The title of course comes ultimately from the section of the US constitution outlining the powers of the Senate as a check on an over-weening president. (I am sure that this consideration is going to be much discussed by the experts on both sides of the Atlantic in the months to come in view of the 2016 election result.) The phrase is used in particular of presidential appointments which must be made with the "advice and consent" of the Senate. The verb "advise" is what appears in the Senate rule book.
I do not know the book, but was impressed by the film. Like many interested in politics at the time, this first detailed exploration on screen of the working of the American system fascinated me.
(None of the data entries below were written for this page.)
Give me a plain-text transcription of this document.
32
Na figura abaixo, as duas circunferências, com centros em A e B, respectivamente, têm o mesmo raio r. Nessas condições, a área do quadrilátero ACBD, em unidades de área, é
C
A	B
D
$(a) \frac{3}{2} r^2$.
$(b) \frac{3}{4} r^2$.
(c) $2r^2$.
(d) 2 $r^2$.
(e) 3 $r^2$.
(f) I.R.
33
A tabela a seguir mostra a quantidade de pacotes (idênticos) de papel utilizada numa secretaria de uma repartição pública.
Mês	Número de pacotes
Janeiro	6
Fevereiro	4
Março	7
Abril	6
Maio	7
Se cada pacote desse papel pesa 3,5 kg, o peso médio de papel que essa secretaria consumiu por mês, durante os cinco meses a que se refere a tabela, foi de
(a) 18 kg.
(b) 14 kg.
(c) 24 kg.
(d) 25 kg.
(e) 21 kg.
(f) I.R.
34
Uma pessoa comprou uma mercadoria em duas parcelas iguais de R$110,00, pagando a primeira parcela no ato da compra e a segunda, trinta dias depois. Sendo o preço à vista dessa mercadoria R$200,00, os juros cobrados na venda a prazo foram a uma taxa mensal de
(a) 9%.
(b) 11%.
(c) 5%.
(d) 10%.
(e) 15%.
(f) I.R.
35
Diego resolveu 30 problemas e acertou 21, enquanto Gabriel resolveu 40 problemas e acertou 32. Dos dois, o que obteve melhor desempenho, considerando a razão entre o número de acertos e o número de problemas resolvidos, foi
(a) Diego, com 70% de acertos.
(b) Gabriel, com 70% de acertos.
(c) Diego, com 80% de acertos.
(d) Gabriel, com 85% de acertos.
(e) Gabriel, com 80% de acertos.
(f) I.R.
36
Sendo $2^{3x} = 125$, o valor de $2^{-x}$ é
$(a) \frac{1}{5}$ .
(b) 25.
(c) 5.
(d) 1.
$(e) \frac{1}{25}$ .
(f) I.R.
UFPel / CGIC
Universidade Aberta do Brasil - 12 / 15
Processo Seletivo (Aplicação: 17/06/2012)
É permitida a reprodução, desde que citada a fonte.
It seems that like many iconic movies, it was based on a poorly-written book. The ponderousness of the film which I put down to Preminger's heavy-handed direction was, it seems, inherent in the novel.
Mr Teachout highlights how quickly the book fell from the public consciousness (so much so that the Liberal Democrats' super-wonk Mark Pack had not heard of it in 2014*.) but also how it has been taken up again by a new generation of political groupies.
Mr Teachout's key point is that we are no longer in a period when any shame would cause a prominent politician to commit suicide, even in the conservative United States.
Maybe the point on which the plot turns has lost its power, but the political fundamentals are the same. The film may be long, but I advise seeking it out. An incidental pleasure is enjoying the late flowering of such stars of Hollywood's golden age as Lew Ayres, Charles Laughton, Walter Pidgeon and Gene Tierney.
* See the notes to this article. Incidentally, "Fail-Safe" has been returned to late-night TV viewing, I am glad to say. Dr Pack had heard of another key political thriller, Gore Vidal's "The Best Man". I would recommend this work also.